Men’s basketball sophomore Harry Froling, who lives in Townsville, Australia, didn’t have that option. Leaving after the Dec. 21 game against American and then making it back for the Dec. 27 conference opener against Xavier wasn’t possible.

Instead, Froling spent Christmas in Stevens Point, Wisconsin, with teammate and fellow sophomore Sam Hauser.

“It was good,” Froling said. “It was a white Christmas and I think that was probably my first one.”

Most collegiate athletes can’t go home often during the year, but those from other countries are usually the only ones to be away for Christmas, too. Instead, most of them do what Froling did: find a friend in the States to stay with for a few days.

“I went to Florida this year with one of my friends from back home,” said Sandra Dahling, a junior on the women’s basketball that hails from Stockholm, Sweden. “She studies at another university here in the States, so we met up in Florida with her mom and had a mini-Swedish Christmas.”

Last year, Dahling went to Chicago with Olivia Moskari, her Finnish-born teammate. This year, Moskari trekked to Chicago with her father, who visited America for the first time to be with Moskari on Christmas.

“We just went to all the museums,” Moskari said. “(My dad) wanted to see all the culture here. We walked around a lot and ate American food.”

Froling wasn’t away from his family entirely either. His parents came to America a few weeks before Christmas with his younger brother Sam, a power forward in the class of 2018 that is drawing interest from major Division I schools. Sam took official visits to Creighton, Maryland, Arizona State and Wichita State.

Opinions on not being with family for the actual Christmas day varied. Froling, who spent most Christmases away from home in high school at the Australian Institute of Sport in Canberra, didn’t mind it. “The last three or four … before I transferred (from SMU) were away from my family,” Froling said. “It’s sort of the norm.”

Dahling also spent the last few holiday seasons away from home, but still feels a desire to be back in Sweden, if only for a few days. “That’s when I tend to get the most homesick, because Christmas is one of my favorite holidays,” Dahling said. “I will always Skype my family when they are celebrating.”

Although spending the holidays away from family was tough for Marquette’s international athletes, they at least didn’t have to practice on Christmas day. The BIG EAST scheduled men’s basketball games on Dec. 27 this season, which meant that road teams had to practice on Dec. 25 to allow a day for travel.

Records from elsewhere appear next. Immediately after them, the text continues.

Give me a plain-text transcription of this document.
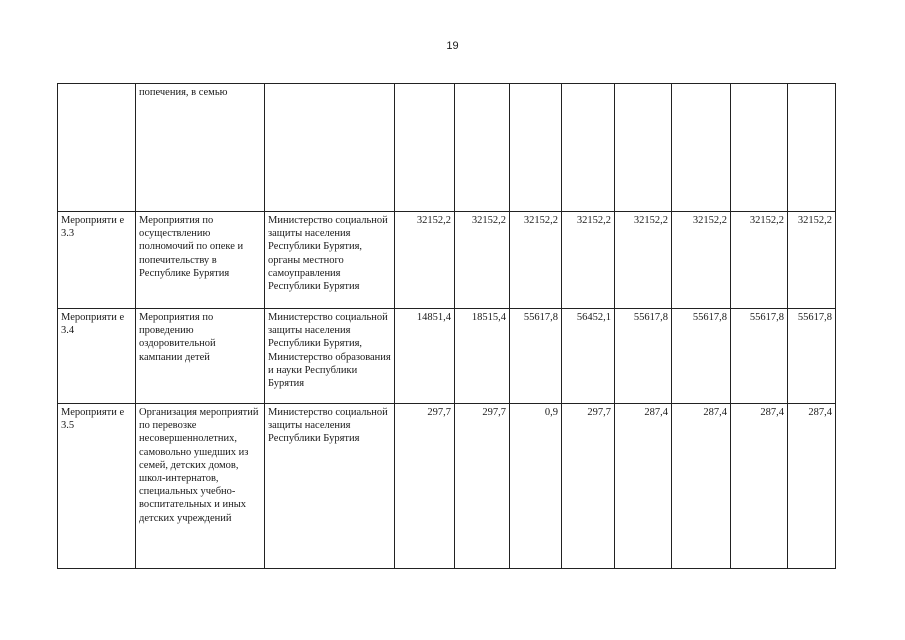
19
	попечения, в семью									
Мероприяти е 3.3	Мероприятия по осуществлению полномочий по опеке и попечительству в Республике Бурятия	Министерство социальной защиты населения Республики Бурятия, органы местного самоуправления Республики Бурятия	32152,2	32152,2	32152,2	32152,2	32152,2	32152,2	32152,2	32152,2
Мероприяти е 3.4	Мероприятия по проведению оздоровительной кампании детей	Министерство социальной защиты населения Республики Бурятия, Министерство образования и науки Республики Бурятия	14851,4	18515,4	55617,8	56452,1	55617,8	55617,8	55617,8	55617,8
Мероприяти е 3.5	Организация мероприятий по перевозке несовершеннолетних, самовольно ушедших из семей, детских домов, школ-интернатов, специальных учебно-воспитательных и иных детских учреждений	Министерство социальной защиты населения Республики Бурятия	297,7	297,7	0,9	297,7	287,4	287,4	287,4	287,4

That included the Xavier Musketeers, who beat Marquette, 91-87, in the BIG EAST conference opener on Dec. 27. After the game, Xavier head coach Chris Mack voiced his displeasure with the schedule that necessitated a Christmas day walkthrough.

“We’ve got a five-month season and we’re the only sport that has a fall semester and a spring semester,” Mack said. “I know fans and TV want to see games, but Christmas day, I think our kids should be home with their families.”

Having a season that spans semesters means basketball players are pretty much the only students on campus for much of Winter break. Although athletes of both teams already see a lot of each other between practices, games, workouts and classes, Dahling thinks there’s nothing quite like being on campus with only teammates.

“That’s one of my favorite times, when we can all just hang out as a team and it’s literally only us on campus,” Dahling said. “It’s pretty fun.”

Even though they’re still working hard, many athletes appreciate the perk of not having classes as much as those on their couch at home do.

“You get to focus solely on basketball and for me, that’s big to try and get in my groove and get things going,” Froling said. “Whenever you can get out of some class on holiday and have a good break and really get after it … you get more practice time and more relax time as well.”

As both teams come back from break in positions to make the NCAA Tournament, some bonding and free time in December could end up paying big dividends in March.

“Hanging out 24/7 during Christmas break, we go from really best friends to sisters,” Moskari said. “That’s how it affects us.”